Par contre, le stress émotionnel n’est pas considéré comme un facteur de risque de la plupart des maladies autres que cardiovasculaires et ne peut donc expliquer les pics de mortalité à Noël et au Nouvel An associés à ces  maladies (Fig. 3B).

4. Abus de nourriture et d’alccol.  Bien qu’un grand nombre de personnes se permettent des excès à l’occasion des fêtes, il demeure peu probable qu’ils puissent être à eux seuls responsables de la hausse de mortalité à Noël et au Nouvel An. D’une part, la fête du Thanksgiving, où les Américains mangent et boivent autant sinon plus qu’à Noël ou au Nouvel An, n’est pas associée à une hausse de mortalité. D’autre part, et d’une façon analogue au rôle du stress mentionné plus tôt, même si on a suggéré qu’une surconsommation de nourriture pouvait déclencher un infarctus chez certaines personnes à risque, il n’y a pas d’explications plausibles pour associer cet excès de nourriture à la mortalité causées par d’autres maladies. 

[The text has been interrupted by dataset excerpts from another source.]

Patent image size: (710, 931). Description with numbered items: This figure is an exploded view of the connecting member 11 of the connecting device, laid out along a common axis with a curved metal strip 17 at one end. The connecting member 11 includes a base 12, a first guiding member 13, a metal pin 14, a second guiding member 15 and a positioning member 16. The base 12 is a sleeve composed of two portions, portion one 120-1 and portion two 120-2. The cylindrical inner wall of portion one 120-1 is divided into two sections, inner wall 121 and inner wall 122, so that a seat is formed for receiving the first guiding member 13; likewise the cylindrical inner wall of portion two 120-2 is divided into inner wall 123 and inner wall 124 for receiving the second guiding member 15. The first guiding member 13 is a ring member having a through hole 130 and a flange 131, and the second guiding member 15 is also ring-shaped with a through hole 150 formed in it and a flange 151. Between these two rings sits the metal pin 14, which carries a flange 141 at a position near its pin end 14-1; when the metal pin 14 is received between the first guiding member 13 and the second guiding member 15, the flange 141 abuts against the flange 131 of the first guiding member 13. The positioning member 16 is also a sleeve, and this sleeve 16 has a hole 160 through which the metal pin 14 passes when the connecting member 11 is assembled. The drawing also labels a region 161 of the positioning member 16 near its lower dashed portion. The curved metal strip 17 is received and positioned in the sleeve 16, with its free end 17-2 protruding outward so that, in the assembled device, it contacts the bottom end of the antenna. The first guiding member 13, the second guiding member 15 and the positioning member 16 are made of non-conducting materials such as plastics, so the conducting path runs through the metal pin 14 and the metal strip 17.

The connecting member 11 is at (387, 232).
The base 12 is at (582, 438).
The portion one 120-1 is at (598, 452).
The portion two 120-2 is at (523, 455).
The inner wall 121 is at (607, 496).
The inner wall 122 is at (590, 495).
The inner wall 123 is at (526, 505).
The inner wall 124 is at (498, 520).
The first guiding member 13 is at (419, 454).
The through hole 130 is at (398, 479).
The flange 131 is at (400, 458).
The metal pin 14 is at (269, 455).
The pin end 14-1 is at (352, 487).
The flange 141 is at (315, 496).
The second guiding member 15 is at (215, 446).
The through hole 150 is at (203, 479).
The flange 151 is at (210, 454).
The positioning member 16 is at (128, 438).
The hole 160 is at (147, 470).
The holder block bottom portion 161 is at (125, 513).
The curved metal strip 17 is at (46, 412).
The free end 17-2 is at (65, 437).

En somme, la surmortalité associée au temps des fêtes demeure un phénomène mal compris. Dans l’état actuel des connaissances, l’hypothèse la plus vraisemblable demeure celle du délai de consultation médicale, où certains patients minimisent la gravité de leurs malaises pour ne pas perturber le déroulement des festivités. En attendant à la dernière minute pour se rendre à l’hôpital, il est souvent trop tard et le risque de décéder subitement devient plus élevé qu’en temps normal.  À court terme, se rendre le plus rapidement possible à l’urgence en cas de malaise, qu’il soit de nature cardiaque ou autre, peut sans doute gâcher une fête de Noël ou du Nouvel An; à plus long terme, par contre, cette décision peut vous sauver la vie et vous permettre de profiter pendant plusieurs années de ces moments de réjouissances.